Congratulations! You have made your own water extent notebook. It is comparible to the existing Sandbox water extent notebook.

You’ve now built your second case study! You make like to reflect on what was similar and different between the two. Are there any pieces of code you could reuse for a new analysis? How might you modify your case studies to do more complex analysis?

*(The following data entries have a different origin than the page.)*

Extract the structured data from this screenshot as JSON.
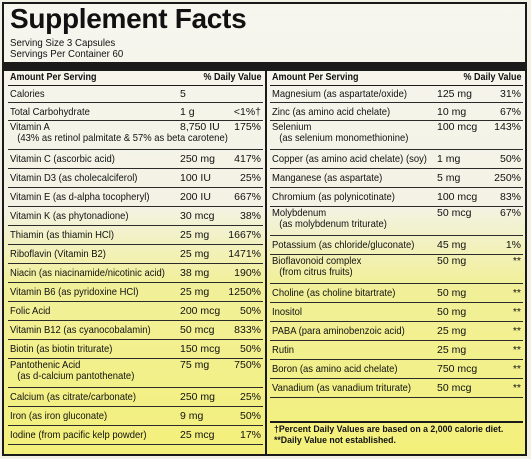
{
  "title": "Supplement Facts",
  "serving_size": "Serving Size 3 Capsules",
  "servings_per_container": "Servings Per Container 60",
  "left": {
    "header": {
      "amount": "Amount Per Serving",
      "dv": "% Daily Value"
    },
    "rows": [
      {
        "name": "Calories",
        "amount": "5",
        "dv": ""
      },
      {
        "name": "Total Carbohydrate",
        "amount": "1 g",
        "dv": "<1%†"
      },
      {
        "name": "Vitamin A",
        "name2": "(43% as retinol palmitate & 57% as beta carotene)",
        "amount": "8,750 IU",
        "dv": "175%"
      },
      {
        "name": "Vitamin C (ascorbic acid)",
        "amount": "250 mg",
        "dv": "417%"
      },
      {
        "name": "Vitamin D3 (as cholecalciferol)",
        "amount": "100 IU",
        "dv": "25%"
      },
      {
        "name": "Vitamin E (as d-alpha tocopheryl)",
        "amount": "200 IU",
        "dv": "667%"
      },
      {
        "name": "Vitamin K (as phytonadione)",
        "amount": "30 mcg",
        "dv": "38%"
      },
      {
        "name": "Thiamin (as thiamin HCl)",
        "amount": "25 mg",
        "dv": "1667%"
      },
      {
        "name": "Riboflavin (Vitamin B2)",
        "amount": "25 mg",
        "dv": "1471%"
      },
      {
        "name": "Niacin (as niacinamide/nicotinic acid)",
        "amount": "38 mg",
        "dv": "190%"
      },
      {
        "name": "Vitamin B6 (as pyridoxine HCl)",
        "amount": "25 mg",
        "dv": "1250%"
      },
      {
        "name": "Folic Acid",
        "amount": "200 mcg",
        "dv": "50%"
      },
      {
        "name": "Vitamin B12 (as cyanocobalamin)",
        "amount": "50 mcg",
        "dv": "833%"
      },
      {
        "name": "Biotin (as biotin triturate)",
        "amount": "150 mcg",
        "dv": "50%"
      },
      {
        "name": "Pantothenic Acid",
        "name2": "(as d-calcium pantothenate)",
        "amount": "75 mg",
        "dv": "750%"
      },
      {
        "name": "Calcium (as citrate/carbonate)",
        "amount": "250 mg",
        "dv": "25%"
      },
      {
        "name": "Iron (as iron gluconate)",
        "amount": "9 mg",
        "dv": "50%"
      },
      {
        "name": "Iodine (from pacific kelp powder)",
        "amount": "25 mcg",
        "dv": "17%"
      }
    ]
  },
  "right": {
    "header": {
      "amount": "Amount Per Serving",
      "dv": "% Daily Value"
    },
    "rows": [
      {
        "name": "Magnesium (as aspartate/oxide)",
        "amount": "125 mg",
        "dv": "31%"
      },
      {
        "name": "Zinc (as amino acid chelate)",
        "amount": "10 mg",
        "dv": "67%"
      },
      {
        "name": "Selenium",
        "name2": "(as selenium monomethionine)",
        "amount": "100 mcg",
        "dv": "143%"
      },
      {
        "name": "Copper (as amino acid chelate) (soy)",
        "amount": "1 mg",
        "dv": "50%"
      },
      {
        "name": "Manganese (as aspartate)",
        "amount": "5 mg",
        "dv": "250%"
      },
      {
        "name": "Chromium (as polynicotinate)",
        "amount": "100 mcg",
        "dv": "83%"
      },
      {
        "name": "Molybdenum",
        "name2": "(as molybdenum triturate)",
        "amount": "50 mcg",
        "dv": "67%"
      },
      {
        "name": "Potassium (as chloride/gluconate)",
        "amount": "45 mg",
        "dv": "1%"
      },
      {
        "name": "Bioflavonoid complex",
        "name2": "(from citrus fruits)",
        "amount": "50 mg",
        "dv": "**"
      },
      {
        "name": "Choline (as choline bitartrate)",
        "amount": "50 mg",
        "dv": "**"
      },
      {
        "name": "Inositol",
        "amount": "50 mg",
        "dv": "**"
      },
      {
        "name": "PABA (para aminobenzoic acid)",
        "amount": "25 mg",
        "dv": "**"
      },
      {
        "name": "Rutin",
        "amount": "25 mg",
        "dv": "**"
      },
      {
        "name": "Boron (as amino acid chelate)",
        "amount": "750 mcg",
        "dv": "**"
      },
      {
        "name": "Vanadium (as vanadium triturate)",
        "amount": "50 mcg",
        "dv": "**"
      }
    ]
  },
  "footnotes": [
    "†Percent Daily Values are based on a 2,000 calorie diet.",
    "**Daily Value not established."
  ]
}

If you’d like to experiment futher, try running the code with different areas. Did you learn anything interesting to share with us?

Optional activity¶

If you’re curious about how the existing case study works, you can open and run it in the Sandbox:

From the main Sandbox folder, open the Real_world_examples folder
Double-click the Water_extent.ipynb notebook to open it

The notebook has already been run, so you can read through it step by step. However, you may find it valuable to clear the outputs and run each cell step by step to see how it works. You can do this by clicking Kernel -> Restart Kernel and Clear All Outputs. When asked whether you want to restart the kernel, click Restart.

Note

If you want to significantly modify it, we recommend you make a copy, like you did in Session 1.

There are many similarities between the notebook you built in this session, and the existing Sandbox notebook. Maybe make a note of what is similar and what is different. If you have any questions about how the existing notebook works, please ask the instructors during a live session.